ANN ARBOR, Mich. - At the start of the Michigan football season, and especially after the loss to Notre Dame, three games in October and November were pegged as the defining stretch of the year.
So far, Michigan has survived tests against then-No. 15 Wisconsin and then-No. 24 Michigan State. The final and most difficult chapter of that stretch arrives this weekend.
No. 14 Penn State travels to Ann Arbor after a win over No. 16 Iowa. The Nittany Lions have gotten their season back on track after back-to-back losses against Ohio State and Michigan State.
Last season's blowout
Penn State is the highest ranked team Michigan has faced since Notre Dame, and it presents a unique challenge for a team that hasn't faced much adversity during a seven-game winning streak.
Last year, Penn State was the only team to truly crack the code against Don Brown's elite defense. Trace McSorley and Saquon Barkley led an offensive attack that finished with 506 yards and 42 points, gained 25 first downs and averaged 6.4 yards per rush.
Michigan got embarrassed in Happy Valley.
Barkley is gone, but McSorley is still at the helm of a potent offense. Miles Sanders has taken over the starting running back spot and averages more than 6 yards per carry.
McSorley hasn't been quite as dominant this season, completing just 52.8 percent of his passes and averaging 7 yards per attempt, but he's even more dangerous with his legs.

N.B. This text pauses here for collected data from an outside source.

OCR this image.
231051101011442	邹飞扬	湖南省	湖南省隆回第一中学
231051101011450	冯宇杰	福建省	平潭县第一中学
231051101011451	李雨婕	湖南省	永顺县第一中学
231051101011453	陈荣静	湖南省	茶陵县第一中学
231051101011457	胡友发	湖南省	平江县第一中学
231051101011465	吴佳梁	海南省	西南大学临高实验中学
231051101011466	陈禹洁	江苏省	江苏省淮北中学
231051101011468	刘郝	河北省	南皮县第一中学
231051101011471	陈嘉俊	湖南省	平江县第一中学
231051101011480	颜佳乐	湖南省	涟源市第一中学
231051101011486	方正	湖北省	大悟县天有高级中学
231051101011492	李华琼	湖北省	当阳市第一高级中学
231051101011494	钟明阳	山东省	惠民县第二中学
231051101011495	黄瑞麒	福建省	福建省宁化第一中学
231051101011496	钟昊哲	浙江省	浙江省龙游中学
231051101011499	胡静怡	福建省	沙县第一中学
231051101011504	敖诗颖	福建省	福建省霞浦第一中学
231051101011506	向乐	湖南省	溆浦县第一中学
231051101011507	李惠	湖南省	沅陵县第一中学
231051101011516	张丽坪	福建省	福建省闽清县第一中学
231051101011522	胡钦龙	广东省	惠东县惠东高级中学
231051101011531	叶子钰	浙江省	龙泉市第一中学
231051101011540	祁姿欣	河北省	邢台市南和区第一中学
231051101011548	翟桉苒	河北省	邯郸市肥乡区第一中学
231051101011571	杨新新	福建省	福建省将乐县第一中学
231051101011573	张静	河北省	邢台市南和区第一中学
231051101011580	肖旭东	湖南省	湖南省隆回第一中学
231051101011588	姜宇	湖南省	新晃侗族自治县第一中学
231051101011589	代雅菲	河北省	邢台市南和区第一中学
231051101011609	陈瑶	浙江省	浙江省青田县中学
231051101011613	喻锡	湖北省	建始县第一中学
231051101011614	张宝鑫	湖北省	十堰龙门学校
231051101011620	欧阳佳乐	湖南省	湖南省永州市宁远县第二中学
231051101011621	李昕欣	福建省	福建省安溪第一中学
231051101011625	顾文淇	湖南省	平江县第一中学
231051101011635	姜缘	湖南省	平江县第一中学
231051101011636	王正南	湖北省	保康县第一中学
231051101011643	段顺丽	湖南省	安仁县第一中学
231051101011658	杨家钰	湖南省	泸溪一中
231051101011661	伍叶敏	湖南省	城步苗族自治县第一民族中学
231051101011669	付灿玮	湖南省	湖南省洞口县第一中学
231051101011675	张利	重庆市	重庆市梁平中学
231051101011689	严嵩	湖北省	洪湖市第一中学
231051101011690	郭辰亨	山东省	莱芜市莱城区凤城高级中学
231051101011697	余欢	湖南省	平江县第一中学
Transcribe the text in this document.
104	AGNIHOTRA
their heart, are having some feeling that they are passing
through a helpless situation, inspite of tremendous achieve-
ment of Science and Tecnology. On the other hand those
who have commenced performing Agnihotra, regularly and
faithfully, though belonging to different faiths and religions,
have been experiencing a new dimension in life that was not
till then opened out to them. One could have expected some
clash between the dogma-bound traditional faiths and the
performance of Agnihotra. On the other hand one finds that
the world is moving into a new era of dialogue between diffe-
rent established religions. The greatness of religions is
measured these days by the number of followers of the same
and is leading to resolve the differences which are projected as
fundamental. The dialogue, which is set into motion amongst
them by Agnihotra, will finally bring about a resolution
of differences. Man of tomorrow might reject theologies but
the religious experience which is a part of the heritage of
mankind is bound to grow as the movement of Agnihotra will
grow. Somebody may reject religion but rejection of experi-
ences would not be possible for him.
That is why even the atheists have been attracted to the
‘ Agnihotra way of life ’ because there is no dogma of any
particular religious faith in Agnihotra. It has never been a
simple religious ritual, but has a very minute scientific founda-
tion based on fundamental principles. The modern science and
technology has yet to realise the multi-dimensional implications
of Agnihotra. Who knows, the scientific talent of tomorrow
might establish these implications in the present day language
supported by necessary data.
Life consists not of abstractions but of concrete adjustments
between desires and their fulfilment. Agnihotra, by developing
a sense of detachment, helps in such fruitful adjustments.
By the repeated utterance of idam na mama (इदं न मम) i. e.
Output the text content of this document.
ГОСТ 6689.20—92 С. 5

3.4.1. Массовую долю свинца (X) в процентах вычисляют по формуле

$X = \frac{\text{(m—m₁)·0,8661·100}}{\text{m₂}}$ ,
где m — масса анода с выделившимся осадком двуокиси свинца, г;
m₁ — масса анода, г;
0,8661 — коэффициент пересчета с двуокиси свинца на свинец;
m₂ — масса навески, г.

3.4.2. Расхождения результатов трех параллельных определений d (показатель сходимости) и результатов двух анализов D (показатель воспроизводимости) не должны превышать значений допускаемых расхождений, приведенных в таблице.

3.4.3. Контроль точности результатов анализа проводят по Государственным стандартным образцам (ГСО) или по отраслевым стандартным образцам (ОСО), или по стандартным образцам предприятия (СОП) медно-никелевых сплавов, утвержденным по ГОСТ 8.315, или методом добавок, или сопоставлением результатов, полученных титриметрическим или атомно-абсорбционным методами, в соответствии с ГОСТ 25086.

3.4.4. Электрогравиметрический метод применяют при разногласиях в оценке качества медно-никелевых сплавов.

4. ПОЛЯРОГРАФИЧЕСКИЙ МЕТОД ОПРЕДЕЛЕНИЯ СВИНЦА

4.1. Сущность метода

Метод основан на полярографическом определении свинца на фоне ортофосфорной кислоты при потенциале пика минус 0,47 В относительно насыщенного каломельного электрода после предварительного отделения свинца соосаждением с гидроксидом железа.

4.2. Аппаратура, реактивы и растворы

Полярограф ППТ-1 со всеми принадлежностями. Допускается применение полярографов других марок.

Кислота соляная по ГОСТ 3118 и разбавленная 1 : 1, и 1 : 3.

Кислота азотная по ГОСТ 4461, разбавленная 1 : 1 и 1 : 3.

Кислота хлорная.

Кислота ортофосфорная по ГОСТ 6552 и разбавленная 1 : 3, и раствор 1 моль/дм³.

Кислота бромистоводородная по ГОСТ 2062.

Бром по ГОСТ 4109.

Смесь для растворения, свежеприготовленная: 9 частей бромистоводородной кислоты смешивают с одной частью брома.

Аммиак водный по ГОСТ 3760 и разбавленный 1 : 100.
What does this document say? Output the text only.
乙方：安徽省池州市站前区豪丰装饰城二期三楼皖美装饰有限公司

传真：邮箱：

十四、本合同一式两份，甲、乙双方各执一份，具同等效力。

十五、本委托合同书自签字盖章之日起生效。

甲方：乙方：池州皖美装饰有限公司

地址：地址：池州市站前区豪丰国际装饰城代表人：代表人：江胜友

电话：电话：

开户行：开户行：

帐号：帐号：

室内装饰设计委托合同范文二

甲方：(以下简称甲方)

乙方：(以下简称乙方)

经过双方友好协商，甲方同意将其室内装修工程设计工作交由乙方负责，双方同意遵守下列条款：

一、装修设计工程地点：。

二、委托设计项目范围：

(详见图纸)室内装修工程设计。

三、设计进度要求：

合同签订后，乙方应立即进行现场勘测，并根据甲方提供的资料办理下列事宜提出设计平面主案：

The senior has run for a career-high 617 yards, averaging 5.6 yards per carry and scoring nine touchdowns.
It's the type of offensive attack that has given Michigan fits in the past, and one that did so last October.
Brown and Michigan defensive players said the memories of last year's beatdown motivate them, but it's a dangerous game for Jim Harbaugh's team.
The Wolverines have struggled after bye weeks under Harbaugh, needing a miracle to beat a bad Minnesota team in 2015 and losing at home to Michigan State a year ago. Michigan was heavily favored in both games but came out sluggish after a bye week.
Michigan had won on seven straight Saturdays and got better every week, so coming off a bye week will be a new challenge.
This is also the first game after the release of the College Football Playoff rankings. Michigan is officially the No. 5 team in the country and controls its own destiny to play for the championship.
That adds a little bit of extra pressure, even though the team wouldn't freely admit it. When Michigan was ranked in the top five of the CFP poll in 2016, it suffered losses at Iowa and at Ohio State after starting the season 9-0.
Most of Michigan's top contributors haven't played into November with championship hopes on the line, but now, those are the stakes.
Penn State's talent
Despite its two losses, Penn State is the most talented team Michigan has played since Notre Dame.
James Franklin has brought in four straight top-20 recruiting classes, so Penn State is much more than just McSorley.
Sanders is a former five-star and No. 1 running back recruit who is flourishing in his new starting role. K.J. Hamler is a dynamic freshman wide receiver and leads the Nittany Lions with 27 catches, 497 receiving yards and five touchdown grabs.
Penn State has enough weapons on offense to be Michigan's toughest defensive challenge to date.
Michigan's improved offensive line will be tested this weekend, as Penn State ranks third in the country with 28 sacks through eight games. If Ed Warinner's group struggles to protect Shea Patterson, this could take on a similar look as the Notre Dame game.
Penn State is known for its offense, but with the No. 34 scoring defense in the nation, it will be among the toughest tests so far for Michigan's offense.
Michigan's playoff hopes are on the line this weekend, and the outside circumstances surrounding the game are unique. If Harbaugh's team is truly improved this season, it will find a way to survive at home and keep its very real championship hopes alive.